Nesse turno, importante registrar que os medicamentos de referência catalogados na RDC 58/14 possuem um medicamento genérico a ele correspondente e, também, os medicamentos similares a eles correspondentes. Nessa lista de medicamentos, que anualmente é atualizada, não há margem interpretativa para conclusões, ou cálculos aproximados de quantidade, para se apresentar ao consumidor final outro medicamento que não conste expressamente na resolução. A vulnerabilidade do consumidor não importará outro comportamento a não ser aceitar, principalmente se o preço for mais atrativo do que o medicamento constante na prescrição médica.
A situação é grave.

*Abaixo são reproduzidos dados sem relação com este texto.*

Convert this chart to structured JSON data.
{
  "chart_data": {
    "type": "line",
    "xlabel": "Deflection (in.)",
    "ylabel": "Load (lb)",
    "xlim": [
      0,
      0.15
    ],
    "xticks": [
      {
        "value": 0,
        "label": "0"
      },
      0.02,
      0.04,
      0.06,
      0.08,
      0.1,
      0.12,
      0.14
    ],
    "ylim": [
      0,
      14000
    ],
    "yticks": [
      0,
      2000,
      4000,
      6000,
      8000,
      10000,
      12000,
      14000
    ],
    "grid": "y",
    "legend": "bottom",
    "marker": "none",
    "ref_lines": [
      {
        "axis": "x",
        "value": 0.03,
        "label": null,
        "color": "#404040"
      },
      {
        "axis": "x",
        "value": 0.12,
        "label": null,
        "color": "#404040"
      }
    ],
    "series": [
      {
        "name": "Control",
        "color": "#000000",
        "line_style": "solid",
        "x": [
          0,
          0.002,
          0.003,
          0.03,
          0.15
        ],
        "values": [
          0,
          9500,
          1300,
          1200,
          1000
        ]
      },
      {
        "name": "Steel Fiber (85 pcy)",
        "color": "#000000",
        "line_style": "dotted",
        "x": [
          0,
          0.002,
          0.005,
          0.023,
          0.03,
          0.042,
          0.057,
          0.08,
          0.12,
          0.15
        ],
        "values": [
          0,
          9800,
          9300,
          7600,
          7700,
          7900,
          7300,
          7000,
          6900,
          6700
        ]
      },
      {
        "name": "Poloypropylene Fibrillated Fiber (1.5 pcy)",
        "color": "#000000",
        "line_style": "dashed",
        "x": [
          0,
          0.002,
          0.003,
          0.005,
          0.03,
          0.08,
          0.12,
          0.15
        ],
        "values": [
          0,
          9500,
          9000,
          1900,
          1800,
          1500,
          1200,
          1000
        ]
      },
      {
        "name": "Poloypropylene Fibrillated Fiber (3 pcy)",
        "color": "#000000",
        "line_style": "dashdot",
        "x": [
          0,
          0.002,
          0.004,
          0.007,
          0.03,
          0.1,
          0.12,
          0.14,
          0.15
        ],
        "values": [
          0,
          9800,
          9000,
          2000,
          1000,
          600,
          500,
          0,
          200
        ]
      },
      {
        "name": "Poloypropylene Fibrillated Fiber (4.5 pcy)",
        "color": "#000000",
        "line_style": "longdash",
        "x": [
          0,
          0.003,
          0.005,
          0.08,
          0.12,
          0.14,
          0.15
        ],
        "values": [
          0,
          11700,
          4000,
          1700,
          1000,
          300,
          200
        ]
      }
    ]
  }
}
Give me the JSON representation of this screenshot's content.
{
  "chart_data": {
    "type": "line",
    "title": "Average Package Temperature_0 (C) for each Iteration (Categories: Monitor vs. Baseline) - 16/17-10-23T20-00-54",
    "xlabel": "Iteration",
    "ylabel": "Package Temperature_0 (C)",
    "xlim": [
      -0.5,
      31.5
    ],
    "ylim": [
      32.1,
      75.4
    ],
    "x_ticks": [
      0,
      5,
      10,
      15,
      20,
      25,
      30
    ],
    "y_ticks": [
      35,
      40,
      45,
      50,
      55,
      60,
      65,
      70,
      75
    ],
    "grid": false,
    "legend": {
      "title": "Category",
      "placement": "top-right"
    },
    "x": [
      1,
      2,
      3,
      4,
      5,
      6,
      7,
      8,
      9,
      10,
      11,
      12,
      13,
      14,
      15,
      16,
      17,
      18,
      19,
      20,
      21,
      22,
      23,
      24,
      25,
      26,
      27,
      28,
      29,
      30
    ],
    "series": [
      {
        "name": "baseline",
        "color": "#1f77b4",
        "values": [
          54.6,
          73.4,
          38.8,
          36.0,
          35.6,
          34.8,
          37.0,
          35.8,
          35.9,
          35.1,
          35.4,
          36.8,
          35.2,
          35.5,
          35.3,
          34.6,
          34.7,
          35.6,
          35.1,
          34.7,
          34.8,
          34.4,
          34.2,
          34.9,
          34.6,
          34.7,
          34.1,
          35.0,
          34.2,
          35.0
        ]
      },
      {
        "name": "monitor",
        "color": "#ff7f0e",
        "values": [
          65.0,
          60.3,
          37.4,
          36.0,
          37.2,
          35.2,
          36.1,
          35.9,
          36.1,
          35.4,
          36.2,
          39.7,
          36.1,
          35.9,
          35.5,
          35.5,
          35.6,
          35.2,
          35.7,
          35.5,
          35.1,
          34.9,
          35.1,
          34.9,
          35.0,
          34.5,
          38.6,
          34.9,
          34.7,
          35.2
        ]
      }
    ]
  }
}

O médico que prescreve um medicamento deve estar prevenido para essa situação irregular, que merece correção do Direito podendo consignar na receita médica qual, ou quais, medicamentos similares seriam intercambiáveis com o medicamento de referência indicado, independentemente do uso, se for o caso, do medicamento genérico.
Frise-se: os medicamentos de referência são intercambiáveis por medicamentos similares ou genéricos expressamente previstos em resolução da Anvisa. Medicamentos similares por medicamentos similares não são intercambiáveis. Medicamentos genéricos por medicamentos genéricos também não são intercambiáveis. Não foram essas hipóteses tratadas pelas resoluções da Anvisa.
Há risco e possível dano ao consumidor final na utilização de medicamento impróprio, o que acarretará responsabilidade civil por serem provados seus elementos: ação ou omissão (conduta), nexo de causalidade e dano (prejuízos no tratamento consistente na ausência ou postergação da cura ou da amenização dos efeitos de uma moléstia).
Não há uma prefixação do quantum debeatur podendo variar a indenização, caso a caso, segundo os prejuízos efetivamente causados ao paciente na utilização do medicamento que fora substituído de forma irregular em desacordo com os atos normativos da Anvisa e em desacordo com a prescrição médica.
Tratamento adequado e integral é primar pela correta entrega do que fora prescrito. O médico deve estar ciente das práticas irregulares no mercado quanto à intercambilalidade de medicamentos e do quanto isso pode ser nocivo ao seu paciente. Recomenda-se ao profissional de saúde, o médico, maior cautela na prescrição médica indicando, dentro do possível, os medicamentos que poderão ser substituídos, mencionando a vigência da RDC 58/2014.